Polls have long shown voter dissatisfaction that the country endured during the post-pandemic years under Biden as well as the border crisis that unfolded.

Biden’s approval rating sits at 40.8%, while 56.6% disapprove, according to RCP.

Harris has begun working to drive home a message to voters that she won’t be a carbon copy of Biden if she wins Nov. 5, but the Trump-Vance campaign has been quick to counter with ads tying her to him.

Beyond critical issues such as the economy, Trump has seemingly managed to mobilize a subset of Americans who do not vote frequently. One risk with that is there’s a chance not enough of them will show up on Election Day.

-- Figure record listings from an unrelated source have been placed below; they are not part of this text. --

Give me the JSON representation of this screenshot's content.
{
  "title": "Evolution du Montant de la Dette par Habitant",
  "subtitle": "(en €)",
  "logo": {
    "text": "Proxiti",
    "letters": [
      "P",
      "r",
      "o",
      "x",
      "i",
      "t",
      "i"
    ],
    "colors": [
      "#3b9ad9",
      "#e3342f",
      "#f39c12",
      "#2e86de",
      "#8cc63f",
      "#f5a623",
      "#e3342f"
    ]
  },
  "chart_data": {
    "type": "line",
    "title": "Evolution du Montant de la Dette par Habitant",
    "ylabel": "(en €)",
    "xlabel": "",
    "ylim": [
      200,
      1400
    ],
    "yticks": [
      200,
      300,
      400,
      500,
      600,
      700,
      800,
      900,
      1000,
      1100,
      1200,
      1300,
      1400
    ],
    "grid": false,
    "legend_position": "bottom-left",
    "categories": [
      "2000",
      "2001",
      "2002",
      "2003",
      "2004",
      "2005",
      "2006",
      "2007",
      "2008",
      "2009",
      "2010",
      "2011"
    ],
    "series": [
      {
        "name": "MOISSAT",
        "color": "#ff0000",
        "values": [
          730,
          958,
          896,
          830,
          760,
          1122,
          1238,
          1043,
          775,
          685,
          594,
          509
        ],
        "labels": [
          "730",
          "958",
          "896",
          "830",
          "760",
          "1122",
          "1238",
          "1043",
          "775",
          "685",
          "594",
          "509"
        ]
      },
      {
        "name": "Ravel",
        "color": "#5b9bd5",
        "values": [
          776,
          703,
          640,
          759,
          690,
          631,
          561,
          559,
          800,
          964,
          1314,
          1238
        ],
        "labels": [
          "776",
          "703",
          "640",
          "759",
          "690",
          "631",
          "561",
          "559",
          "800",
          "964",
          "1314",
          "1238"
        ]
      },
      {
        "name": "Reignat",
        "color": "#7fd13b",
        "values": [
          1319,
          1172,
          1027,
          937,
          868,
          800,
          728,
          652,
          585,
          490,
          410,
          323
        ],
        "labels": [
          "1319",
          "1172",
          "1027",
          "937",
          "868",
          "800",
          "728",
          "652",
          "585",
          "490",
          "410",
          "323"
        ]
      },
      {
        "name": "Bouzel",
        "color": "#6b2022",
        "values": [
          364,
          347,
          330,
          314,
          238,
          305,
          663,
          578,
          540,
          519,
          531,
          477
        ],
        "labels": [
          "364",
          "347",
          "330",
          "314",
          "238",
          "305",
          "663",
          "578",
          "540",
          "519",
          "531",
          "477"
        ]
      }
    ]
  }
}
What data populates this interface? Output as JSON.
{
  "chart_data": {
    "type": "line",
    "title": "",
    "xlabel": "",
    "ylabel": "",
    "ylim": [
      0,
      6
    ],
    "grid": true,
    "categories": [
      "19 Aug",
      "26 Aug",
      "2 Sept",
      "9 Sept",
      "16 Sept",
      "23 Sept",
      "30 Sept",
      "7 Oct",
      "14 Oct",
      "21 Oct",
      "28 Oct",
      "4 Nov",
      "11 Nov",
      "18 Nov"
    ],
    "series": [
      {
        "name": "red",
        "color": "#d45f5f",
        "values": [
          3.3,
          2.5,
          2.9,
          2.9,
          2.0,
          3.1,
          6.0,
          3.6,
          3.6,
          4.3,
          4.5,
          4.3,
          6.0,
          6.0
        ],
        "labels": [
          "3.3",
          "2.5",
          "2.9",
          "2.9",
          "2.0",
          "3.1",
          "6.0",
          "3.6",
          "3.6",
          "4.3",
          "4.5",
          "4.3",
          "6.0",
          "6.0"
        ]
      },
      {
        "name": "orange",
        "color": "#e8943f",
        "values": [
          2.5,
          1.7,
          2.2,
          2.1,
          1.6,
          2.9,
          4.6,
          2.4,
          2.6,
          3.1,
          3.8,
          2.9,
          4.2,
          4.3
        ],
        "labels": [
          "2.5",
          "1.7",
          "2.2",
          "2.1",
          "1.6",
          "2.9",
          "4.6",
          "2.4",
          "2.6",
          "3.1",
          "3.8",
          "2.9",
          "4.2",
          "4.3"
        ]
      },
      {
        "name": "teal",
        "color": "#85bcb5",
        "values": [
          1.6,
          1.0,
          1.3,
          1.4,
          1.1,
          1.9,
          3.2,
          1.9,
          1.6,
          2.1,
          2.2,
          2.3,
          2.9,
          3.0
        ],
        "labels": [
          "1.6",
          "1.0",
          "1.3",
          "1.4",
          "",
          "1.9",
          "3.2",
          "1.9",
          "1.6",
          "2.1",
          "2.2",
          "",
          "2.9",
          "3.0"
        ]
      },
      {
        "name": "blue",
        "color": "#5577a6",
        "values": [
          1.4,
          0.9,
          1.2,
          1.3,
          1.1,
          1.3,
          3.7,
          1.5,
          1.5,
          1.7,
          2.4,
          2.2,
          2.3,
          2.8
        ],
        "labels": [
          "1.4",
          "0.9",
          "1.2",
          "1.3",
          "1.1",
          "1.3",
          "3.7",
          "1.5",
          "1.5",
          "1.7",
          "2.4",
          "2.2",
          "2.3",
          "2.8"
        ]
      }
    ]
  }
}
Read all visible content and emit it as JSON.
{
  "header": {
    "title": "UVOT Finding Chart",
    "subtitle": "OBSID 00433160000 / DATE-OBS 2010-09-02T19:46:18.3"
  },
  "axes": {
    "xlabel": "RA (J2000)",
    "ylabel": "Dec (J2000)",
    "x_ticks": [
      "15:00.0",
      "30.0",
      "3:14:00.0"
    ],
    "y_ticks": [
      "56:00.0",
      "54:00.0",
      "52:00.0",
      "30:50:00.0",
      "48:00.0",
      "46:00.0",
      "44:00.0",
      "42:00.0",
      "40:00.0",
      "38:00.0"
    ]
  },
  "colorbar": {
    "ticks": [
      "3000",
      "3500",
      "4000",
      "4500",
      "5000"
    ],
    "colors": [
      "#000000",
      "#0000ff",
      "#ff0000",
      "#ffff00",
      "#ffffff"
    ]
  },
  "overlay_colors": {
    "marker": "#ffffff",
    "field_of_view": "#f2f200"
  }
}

Harris has fashioned herself as the “underdog” in the race and, internally, her campaign views the final stretch of the election season as critical to her prospects of winning.

“My internal polling is my instinct. I let the campaign people deal with all that other stuff. I am responding to what I’m seeing,” Harris told reporters Sunday when asked about what her internal polling numbers are saying about the state of the race.

No one knows for show how Election Day will turn out. Polls are widely believed to have underestimated Trump in both 2016 and 2020.

Yet at the same time, many Democrats have taken solace in their belief that they outperformed polls in the 2022 midterm and 2023 off-year elections. There’s still hope on the left that polls could be systematically underestimating Harris this time around.